= Hitlab Music Company =

Artist/band sharing site

Hitlab is a musical website where bands and musicians can promote and advertise themselves. Each artist or band has its own page that may include news, photos, videos, upcoming shows, background / biographical information, contact information, and music for free listening and downloads. Hitlab's artists can share music with each others. Over 30,000 artists house such profiles on Hitlab.

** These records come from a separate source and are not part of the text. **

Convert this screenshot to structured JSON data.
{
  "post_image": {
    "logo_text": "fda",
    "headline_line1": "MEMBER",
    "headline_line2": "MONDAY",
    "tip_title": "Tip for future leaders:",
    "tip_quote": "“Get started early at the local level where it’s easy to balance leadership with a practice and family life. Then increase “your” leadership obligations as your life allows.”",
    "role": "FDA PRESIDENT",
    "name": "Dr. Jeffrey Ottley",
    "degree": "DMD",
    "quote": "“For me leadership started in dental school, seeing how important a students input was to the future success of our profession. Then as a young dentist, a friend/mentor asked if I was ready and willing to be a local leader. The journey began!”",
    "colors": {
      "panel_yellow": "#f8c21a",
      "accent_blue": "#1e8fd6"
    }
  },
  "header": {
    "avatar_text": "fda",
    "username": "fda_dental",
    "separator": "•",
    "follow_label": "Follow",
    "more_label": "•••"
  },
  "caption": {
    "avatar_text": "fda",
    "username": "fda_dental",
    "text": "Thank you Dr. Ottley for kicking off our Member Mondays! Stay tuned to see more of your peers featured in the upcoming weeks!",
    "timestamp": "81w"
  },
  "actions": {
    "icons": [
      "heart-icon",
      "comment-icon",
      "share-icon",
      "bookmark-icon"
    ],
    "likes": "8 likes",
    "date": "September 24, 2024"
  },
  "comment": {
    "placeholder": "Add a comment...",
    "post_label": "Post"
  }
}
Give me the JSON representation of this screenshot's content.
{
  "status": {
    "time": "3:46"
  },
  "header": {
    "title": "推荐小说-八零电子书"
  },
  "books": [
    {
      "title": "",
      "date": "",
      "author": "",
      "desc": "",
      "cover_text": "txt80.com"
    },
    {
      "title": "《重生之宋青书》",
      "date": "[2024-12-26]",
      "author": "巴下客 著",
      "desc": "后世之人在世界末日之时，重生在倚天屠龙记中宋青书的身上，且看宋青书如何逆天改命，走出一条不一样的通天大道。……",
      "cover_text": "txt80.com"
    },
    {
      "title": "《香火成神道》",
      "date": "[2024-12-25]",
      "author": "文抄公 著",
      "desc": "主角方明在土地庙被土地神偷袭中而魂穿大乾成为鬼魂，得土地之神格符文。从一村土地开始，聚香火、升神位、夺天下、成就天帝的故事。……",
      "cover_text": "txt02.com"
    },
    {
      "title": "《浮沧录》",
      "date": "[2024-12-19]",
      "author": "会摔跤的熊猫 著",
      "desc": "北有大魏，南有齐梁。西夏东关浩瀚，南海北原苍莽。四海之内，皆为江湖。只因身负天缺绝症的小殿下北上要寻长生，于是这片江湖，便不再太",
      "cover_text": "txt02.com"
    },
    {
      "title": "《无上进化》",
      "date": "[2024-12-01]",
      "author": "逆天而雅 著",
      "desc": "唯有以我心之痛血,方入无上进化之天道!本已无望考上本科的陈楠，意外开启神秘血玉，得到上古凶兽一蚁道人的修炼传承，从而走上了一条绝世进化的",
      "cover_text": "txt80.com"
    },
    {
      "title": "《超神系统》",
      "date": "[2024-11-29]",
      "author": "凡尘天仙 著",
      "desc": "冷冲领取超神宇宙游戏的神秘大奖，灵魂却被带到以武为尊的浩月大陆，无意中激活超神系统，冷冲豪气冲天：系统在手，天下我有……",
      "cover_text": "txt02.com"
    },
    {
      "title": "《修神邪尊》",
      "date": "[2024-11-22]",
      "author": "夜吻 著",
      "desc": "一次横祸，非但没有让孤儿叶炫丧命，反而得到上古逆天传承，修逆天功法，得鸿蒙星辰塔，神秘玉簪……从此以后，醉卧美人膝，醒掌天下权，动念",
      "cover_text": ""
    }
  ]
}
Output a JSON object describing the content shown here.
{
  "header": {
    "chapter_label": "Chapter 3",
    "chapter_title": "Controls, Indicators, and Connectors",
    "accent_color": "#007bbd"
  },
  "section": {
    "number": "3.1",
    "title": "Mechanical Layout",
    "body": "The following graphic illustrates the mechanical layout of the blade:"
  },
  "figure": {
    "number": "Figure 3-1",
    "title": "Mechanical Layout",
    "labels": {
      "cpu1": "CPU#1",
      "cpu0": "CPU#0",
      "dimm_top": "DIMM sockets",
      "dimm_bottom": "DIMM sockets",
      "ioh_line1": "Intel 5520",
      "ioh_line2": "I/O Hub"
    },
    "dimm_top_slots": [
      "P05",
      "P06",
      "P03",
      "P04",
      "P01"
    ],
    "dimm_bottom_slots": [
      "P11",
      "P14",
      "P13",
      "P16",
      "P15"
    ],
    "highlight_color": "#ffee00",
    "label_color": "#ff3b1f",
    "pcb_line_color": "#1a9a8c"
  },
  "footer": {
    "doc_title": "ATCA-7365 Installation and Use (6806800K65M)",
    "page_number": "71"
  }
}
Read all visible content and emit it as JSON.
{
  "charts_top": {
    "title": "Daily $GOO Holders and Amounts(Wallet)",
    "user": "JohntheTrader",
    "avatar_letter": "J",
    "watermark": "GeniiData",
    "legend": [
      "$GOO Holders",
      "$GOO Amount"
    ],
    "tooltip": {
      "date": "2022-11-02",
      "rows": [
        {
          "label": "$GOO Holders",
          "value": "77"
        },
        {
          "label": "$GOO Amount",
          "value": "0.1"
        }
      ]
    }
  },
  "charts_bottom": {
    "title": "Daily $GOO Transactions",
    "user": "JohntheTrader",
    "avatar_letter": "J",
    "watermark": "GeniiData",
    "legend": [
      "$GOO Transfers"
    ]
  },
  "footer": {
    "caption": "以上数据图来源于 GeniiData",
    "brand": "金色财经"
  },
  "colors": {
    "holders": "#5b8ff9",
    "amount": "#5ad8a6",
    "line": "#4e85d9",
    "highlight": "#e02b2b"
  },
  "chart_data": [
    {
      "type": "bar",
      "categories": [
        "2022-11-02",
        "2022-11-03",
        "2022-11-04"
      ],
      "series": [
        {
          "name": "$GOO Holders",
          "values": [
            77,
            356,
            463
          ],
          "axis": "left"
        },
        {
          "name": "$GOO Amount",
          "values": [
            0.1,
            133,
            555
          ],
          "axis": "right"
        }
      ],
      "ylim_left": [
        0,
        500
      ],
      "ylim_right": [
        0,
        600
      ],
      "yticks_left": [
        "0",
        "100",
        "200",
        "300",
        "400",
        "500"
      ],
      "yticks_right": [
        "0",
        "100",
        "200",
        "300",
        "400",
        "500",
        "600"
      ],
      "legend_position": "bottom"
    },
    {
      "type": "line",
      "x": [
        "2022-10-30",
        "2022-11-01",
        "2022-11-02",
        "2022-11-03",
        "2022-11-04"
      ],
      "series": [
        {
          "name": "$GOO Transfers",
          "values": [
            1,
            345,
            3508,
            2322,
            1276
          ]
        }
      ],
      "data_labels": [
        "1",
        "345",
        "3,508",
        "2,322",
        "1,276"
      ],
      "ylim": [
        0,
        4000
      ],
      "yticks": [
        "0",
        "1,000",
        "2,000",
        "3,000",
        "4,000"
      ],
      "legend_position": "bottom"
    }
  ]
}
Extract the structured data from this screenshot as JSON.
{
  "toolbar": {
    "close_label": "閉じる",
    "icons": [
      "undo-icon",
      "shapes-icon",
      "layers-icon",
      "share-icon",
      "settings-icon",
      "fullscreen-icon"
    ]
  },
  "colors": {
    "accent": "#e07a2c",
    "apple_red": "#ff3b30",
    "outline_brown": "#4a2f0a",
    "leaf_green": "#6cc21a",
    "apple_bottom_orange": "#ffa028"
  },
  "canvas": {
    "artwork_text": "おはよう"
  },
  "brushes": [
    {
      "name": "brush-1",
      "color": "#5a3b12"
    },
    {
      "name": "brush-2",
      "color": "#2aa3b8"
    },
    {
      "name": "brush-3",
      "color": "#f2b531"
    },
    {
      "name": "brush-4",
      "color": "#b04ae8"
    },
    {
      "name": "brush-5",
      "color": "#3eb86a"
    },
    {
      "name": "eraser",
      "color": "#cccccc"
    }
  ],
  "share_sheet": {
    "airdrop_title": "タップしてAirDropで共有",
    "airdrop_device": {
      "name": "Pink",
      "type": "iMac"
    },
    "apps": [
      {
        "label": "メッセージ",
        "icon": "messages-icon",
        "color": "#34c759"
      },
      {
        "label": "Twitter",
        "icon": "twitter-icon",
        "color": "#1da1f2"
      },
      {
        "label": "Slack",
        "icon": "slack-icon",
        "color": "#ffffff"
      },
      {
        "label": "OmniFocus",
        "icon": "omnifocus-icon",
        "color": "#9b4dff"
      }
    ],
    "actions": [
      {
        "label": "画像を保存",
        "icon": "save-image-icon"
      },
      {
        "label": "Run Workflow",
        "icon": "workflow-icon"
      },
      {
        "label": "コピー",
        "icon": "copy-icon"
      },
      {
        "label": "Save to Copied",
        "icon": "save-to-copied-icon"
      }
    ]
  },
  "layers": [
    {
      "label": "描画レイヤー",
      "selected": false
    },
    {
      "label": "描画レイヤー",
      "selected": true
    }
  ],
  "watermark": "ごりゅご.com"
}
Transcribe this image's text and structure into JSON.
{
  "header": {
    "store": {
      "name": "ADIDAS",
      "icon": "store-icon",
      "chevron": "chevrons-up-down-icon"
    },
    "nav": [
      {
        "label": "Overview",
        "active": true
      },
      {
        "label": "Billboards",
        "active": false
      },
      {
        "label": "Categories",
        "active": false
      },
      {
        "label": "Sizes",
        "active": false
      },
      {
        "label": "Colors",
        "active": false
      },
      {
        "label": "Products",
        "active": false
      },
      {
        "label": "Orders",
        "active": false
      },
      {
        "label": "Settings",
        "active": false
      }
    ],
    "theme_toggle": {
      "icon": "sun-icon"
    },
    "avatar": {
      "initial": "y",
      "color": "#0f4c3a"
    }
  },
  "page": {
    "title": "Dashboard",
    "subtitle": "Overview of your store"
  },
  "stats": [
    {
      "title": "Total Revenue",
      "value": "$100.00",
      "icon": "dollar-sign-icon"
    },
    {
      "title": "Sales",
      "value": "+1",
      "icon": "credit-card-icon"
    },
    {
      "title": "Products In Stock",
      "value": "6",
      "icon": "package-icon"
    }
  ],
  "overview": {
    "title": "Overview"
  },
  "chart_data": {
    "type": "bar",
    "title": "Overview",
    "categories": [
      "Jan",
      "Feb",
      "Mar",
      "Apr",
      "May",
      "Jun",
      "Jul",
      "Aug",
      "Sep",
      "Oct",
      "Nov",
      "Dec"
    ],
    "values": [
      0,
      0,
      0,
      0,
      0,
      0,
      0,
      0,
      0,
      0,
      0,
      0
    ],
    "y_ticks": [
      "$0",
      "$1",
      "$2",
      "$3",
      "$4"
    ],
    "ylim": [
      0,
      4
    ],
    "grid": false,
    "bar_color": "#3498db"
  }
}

Hitlab, considered an online social network service portal for artists and listeners alike, was founded in October 2007, the website is a promotional grounds for minor or up-and-coming artists, but also boasts signed mainstream]bands as well.

Hitlab created the DHS (dynamic hit scoring) which uses artificial intelligence to predict the hit potential of a new song. The DHS originated from Diagnos, a company who develops and markets knowledge extraction solutions.

By comparing this new song to a massive database of chart-topping singles called the Music DataBase. Where every genre is represented: pop, country, hip hop, rock etc.

The database is updated constantly with new releases. Where a song lives in the universe (i.e. where it is positioned in the database's grid) is determined by patterns in its melody, harmony, chord progression, rhythm, beat, pitch and so on. Songs with similar patterns are close to each other and form groups; songs that are vastly different end up far apart.

Recent hit songs only account for a small number of these groups. To have more chances of being a hit in today's music environment, a new song should fall into one of these groups, i.e. have the same sort of patterns as other recent hits.

Pamela, a 16-year-old singer from Montreal, Canada, initially rose to fame after performing in front of Akon at Hitlab's "September 2008 Showcase". She was one of eight music industry hopefuls chosen by Hitlab for the event and her performance caught the eye of Akon, who promptly took her under his wing. She worked with Akon's production team in the recording studio and is releasing a duet with him in French. It marks the first time Akon, a native of Senegal, has sung in French.